When I heard that the Environmental Protection Agency had finally released its 2007 endangerment finding for greenhouse gases, I was immediately reminded of one of the most perverse moments in Bush administration secrecy: the Unopened Email, which Jon Stewart lampooned back in the summer of 2008. The EPA’s draft policy statement, which had been kept secret until this week, was a required action on the road to regulating greenhouse gas emissions, after the Supreme Court decision in April 2007 in Massachusetts v. EPA. The finding expresses that EPA judges a pollutant to be a threat to public health and welfare and therefore regulation is warranted.

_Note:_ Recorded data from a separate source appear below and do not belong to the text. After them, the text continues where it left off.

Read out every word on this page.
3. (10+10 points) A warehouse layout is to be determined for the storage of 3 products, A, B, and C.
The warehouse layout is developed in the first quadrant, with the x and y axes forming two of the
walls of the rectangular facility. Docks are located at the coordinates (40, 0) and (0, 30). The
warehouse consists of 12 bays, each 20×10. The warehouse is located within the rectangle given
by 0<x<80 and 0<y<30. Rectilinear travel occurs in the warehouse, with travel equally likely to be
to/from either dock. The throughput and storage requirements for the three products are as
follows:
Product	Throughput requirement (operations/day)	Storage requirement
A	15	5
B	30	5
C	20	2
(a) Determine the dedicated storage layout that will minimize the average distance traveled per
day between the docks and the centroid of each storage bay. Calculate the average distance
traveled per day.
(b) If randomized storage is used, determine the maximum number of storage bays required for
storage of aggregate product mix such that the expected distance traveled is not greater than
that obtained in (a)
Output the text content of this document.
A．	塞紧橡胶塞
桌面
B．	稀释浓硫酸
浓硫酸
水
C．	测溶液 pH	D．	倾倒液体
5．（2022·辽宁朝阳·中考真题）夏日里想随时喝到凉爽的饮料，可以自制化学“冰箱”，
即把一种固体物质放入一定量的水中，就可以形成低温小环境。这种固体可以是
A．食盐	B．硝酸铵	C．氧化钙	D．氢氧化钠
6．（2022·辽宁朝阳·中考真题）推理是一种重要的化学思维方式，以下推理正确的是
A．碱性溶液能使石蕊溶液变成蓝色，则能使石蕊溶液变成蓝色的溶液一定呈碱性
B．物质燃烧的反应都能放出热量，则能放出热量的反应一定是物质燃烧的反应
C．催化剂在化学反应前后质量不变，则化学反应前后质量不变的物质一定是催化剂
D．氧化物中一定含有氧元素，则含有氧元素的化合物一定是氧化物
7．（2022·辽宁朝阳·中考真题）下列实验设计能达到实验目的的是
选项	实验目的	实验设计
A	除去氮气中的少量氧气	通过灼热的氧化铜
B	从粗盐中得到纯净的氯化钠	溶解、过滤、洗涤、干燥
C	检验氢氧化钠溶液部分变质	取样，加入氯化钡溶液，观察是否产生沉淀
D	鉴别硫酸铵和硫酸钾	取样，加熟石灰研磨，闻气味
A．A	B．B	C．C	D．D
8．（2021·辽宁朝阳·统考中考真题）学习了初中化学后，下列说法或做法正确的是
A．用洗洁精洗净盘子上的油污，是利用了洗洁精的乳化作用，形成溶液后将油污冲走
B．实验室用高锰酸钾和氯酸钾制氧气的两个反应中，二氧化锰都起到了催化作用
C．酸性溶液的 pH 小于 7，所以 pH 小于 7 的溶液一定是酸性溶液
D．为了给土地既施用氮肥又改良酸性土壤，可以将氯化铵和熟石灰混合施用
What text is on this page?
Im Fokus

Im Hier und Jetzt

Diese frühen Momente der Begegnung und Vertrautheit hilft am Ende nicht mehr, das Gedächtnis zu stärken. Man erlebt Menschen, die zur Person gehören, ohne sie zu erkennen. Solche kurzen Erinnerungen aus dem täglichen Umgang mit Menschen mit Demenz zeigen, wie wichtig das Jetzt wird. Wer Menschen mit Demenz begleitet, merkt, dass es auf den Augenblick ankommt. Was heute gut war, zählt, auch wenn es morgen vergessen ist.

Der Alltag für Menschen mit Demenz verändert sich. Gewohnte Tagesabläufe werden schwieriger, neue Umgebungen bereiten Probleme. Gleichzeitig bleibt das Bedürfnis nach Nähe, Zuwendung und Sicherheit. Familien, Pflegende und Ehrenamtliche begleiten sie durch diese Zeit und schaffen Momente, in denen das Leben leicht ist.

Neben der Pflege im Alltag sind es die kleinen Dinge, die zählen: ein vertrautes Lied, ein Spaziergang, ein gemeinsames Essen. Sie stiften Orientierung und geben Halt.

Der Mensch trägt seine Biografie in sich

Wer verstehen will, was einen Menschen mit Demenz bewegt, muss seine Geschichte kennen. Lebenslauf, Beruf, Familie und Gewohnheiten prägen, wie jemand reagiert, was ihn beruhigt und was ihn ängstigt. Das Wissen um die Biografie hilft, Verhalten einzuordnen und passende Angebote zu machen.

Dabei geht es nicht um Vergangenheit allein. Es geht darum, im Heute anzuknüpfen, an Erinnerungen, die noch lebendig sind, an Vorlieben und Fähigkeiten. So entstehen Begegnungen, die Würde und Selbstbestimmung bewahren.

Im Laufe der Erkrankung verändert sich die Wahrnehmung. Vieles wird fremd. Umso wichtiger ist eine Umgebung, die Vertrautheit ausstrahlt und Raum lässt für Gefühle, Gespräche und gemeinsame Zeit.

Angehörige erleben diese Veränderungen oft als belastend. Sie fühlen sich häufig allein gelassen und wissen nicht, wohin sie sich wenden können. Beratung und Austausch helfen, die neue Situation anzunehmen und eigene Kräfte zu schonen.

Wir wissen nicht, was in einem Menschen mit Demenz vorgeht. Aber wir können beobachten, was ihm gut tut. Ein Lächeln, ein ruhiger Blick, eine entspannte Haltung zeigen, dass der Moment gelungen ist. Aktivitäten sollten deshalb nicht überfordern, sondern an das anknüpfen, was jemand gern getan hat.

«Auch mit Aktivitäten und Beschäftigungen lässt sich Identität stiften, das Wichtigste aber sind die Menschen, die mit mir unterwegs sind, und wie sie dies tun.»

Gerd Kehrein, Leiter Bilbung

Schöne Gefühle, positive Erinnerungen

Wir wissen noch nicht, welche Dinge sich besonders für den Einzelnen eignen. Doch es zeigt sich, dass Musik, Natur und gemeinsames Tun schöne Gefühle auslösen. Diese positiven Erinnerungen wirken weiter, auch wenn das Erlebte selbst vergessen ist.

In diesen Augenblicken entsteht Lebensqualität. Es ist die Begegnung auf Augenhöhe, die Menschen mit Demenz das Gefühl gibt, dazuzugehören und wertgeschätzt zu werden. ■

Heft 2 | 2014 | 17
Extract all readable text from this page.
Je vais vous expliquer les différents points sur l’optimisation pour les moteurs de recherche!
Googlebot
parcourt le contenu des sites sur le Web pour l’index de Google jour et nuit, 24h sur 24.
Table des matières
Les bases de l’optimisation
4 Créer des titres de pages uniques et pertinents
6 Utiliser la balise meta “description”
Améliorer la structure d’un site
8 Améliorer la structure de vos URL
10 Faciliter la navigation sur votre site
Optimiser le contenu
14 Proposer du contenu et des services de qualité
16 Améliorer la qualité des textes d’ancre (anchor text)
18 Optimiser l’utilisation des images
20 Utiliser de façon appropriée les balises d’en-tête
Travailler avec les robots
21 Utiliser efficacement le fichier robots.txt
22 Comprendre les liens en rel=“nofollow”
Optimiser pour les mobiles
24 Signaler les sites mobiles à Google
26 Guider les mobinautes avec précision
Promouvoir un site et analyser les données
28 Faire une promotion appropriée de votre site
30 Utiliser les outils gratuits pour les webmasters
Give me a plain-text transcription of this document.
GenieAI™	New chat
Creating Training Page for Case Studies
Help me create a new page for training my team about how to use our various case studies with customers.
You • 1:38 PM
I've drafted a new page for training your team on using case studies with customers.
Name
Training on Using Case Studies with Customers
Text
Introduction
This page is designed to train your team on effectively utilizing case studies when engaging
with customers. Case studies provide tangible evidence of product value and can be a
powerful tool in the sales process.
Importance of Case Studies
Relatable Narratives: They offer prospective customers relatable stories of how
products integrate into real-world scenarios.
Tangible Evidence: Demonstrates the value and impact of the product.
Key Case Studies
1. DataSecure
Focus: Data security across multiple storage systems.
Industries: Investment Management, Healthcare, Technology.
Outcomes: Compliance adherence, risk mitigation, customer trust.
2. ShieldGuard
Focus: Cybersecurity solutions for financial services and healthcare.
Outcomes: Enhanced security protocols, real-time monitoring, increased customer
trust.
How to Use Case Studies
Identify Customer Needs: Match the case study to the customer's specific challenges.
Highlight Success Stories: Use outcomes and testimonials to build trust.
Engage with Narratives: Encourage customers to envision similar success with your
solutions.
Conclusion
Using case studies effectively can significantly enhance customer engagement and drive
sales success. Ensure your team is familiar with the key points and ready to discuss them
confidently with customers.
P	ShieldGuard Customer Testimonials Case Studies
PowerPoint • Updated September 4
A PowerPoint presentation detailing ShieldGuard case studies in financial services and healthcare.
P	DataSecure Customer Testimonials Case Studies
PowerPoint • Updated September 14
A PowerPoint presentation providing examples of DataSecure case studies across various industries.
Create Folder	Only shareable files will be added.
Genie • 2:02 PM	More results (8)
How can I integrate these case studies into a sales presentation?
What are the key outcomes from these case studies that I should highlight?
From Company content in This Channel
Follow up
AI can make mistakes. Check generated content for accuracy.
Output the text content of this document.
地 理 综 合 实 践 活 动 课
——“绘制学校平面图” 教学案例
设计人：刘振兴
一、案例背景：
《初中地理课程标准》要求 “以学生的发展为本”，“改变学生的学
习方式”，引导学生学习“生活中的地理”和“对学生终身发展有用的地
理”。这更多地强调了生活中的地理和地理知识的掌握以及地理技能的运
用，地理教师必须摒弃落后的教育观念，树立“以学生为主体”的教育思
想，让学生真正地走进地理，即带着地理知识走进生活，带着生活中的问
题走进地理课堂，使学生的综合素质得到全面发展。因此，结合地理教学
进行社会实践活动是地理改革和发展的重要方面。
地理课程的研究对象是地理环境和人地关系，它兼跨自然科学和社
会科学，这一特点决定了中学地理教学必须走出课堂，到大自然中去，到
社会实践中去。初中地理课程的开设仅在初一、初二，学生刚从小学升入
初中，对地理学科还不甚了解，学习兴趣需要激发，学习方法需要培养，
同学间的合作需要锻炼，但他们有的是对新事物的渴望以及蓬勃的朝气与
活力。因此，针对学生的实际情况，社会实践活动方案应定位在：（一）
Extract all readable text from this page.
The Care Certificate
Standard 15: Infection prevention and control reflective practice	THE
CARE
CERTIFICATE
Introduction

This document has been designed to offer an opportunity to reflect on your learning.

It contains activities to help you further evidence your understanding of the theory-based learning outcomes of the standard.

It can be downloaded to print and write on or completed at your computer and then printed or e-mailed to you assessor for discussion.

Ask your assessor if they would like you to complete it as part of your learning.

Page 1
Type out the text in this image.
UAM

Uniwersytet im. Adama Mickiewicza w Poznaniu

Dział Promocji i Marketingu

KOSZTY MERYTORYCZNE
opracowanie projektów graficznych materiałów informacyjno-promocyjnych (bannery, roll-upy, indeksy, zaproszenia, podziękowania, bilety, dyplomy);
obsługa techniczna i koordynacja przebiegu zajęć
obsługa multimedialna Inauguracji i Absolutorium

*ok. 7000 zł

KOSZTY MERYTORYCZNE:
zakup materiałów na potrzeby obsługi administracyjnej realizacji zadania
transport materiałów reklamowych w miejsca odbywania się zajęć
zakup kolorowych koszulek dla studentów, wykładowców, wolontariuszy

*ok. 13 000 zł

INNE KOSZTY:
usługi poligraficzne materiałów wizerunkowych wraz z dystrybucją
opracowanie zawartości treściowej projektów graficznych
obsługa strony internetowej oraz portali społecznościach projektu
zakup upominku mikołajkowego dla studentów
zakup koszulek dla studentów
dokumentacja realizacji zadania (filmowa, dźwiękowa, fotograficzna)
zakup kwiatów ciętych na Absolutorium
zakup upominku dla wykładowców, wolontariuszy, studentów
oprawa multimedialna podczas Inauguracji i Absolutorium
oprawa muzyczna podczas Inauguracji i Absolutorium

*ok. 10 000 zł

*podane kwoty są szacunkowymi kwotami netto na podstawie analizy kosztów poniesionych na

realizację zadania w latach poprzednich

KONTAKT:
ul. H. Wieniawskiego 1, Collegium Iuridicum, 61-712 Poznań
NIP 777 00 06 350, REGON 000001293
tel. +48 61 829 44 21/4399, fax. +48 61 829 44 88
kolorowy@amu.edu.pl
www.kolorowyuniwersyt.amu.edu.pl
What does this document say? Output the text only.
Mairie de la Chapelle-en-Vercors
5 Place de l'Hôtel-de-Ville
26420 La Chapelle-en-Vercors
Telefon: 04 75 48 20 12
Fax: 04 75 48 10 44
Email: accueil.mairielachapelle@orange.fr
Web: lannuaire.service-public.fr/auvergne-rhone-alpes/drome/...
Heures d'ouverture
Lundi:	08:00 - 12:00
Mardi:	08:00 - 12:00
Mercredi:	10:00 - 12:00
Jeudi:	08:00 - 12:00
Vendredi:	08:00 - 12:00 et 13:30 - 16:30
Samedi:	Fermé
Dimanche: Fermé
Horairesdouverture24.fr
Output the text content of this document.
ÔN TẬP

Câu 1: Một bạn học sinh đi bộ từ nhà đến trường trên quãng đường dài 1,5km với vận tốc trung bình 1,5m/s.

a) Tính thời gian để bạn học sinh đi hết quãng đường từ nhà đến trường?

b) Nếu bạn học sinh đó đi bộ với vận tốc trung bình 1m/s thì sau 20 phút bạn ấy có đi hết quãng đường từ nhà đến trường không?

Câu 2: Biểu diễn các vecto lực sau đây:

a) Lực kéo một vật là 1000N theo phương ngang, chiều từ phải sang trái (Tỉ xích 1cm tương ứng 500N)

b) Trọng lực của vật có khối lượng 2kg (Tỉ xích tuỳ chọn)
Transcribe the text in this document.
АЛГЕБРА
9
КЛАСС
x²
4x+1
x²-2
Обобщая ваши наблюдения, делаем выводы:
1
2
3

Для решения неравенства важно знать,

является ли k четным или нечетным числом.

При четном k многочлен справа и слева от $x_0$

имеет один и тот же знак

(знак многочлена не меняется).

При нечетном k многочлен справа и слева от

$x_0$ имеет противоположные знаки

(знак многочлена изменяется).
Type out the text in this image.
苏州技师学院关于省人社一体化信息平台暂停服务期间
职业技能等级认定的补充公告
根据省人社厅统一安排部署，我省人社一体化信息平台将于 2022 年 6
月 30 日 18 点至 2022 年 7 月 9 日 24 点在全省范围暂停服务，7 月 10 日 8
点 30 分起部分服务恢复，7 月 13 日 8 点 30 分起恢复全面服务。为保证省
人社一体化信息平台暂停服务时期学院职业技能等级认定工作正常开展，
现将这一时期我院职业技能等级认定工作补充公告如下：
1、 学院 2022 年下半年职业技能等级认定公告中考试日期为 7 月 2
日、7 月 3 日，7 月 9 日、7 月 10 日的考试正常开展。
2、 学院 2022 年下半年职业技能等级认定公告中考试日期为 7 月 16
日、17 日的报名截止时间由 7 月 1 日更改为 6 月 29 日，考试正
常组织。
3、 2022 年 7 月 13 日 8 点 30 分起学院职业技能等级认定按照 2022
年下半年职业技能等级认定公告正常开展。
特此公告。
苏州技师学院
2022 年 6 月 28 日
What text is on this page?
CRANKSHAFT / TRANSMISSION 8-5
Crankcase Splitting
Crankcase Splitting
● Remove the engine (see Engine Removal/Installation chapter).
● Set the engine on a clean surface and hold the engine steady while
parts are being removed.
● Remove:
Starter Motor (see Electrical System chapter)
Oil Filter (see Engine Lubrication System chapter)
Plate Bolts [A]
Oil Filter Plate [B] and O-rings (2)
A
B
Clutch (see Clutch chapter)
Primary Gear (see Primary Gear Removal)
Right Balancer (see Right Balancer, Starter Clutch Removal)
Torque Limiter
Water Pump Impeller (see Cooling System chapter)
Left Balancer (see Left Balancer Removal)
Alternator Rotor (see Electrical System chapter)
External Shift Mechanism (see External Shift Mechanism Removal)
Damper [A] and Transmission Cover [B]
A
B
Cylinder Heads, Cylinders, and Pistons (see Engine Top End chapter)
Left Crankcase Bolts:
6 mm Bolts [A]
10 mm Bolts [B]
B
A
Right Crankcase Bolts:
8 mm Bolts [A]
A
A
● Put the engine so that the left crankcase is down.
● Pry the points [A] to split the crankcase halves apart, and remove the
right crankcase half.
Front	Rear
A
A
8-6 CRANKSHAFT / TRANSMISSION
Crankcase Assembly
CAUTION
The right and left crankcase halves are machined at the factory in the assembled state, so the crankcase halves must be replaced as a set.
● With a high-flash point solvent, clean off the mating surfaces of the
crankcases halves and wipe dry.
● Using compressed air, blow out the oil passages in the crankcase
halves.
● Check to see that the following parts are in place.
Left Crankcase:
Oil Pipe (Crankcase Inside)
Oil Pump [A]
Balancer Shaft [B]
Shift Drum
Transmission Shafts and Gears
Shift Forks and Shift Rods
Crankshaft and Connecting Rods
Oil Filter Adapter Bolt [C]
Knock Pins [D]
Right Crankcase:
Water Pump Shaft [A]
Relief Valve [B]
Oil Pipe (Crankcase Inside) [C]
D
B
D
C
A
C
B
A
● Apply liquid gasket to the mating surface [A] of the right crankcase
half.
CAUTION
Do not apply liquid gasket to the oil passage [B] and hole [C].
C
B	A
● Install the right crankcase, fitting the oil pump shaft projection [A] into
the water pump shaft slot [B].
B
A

The Congressional hearings that followed in July 2008 were just as bizarre. Senator Barbara Boxer held up pages of the document provided by EPA that had been redacted with tape. She had been permitted to review the document, but not to disclose its contents, and she was clearly disturbed that this information would be kept secret.

Of course, at the time, as now, she was deep in a legislative battle to push action on regulating greenhouse gas, and the EPA statement could have been a powerful tool for making the case that decisive action was needed, that it was needed now, and that there was a path to cut greenhouse gas emissions and protect the climate.

Stephen Johnson, administrator of EPA at the time, repeatedly explained that his staff had recommended that an endangerment finding be made, but that in the end, it was his decision. In spite of the fact that he was brought in to meet with President Bush, Vice President Cheney and other top-level administration staff, Johnson maintained that he had made the assessment based on his own best judgment.

But looking at the draft endangerment finding today, it would be insulting to Mr. Johnson’s career as a scientist at the EPA to conclude that he could read the evidence provided to him by his staff and not make a decision not to recommend regulation based on its content.

Of course, EPA issued a proposed endangerment finding in April 2009. A final statement is expected before the end of this year. It is a different time in U.S. climate policy. The release today of EPA’s 2007 draft endangerment finding provides insight into what EPA and the Bush administration knew. But we all knew back then that greenhouse gases were contributing to climate change, and that failure to curb them would have consequences for public health and welfare. This should serve as a reminder that action can’t wait.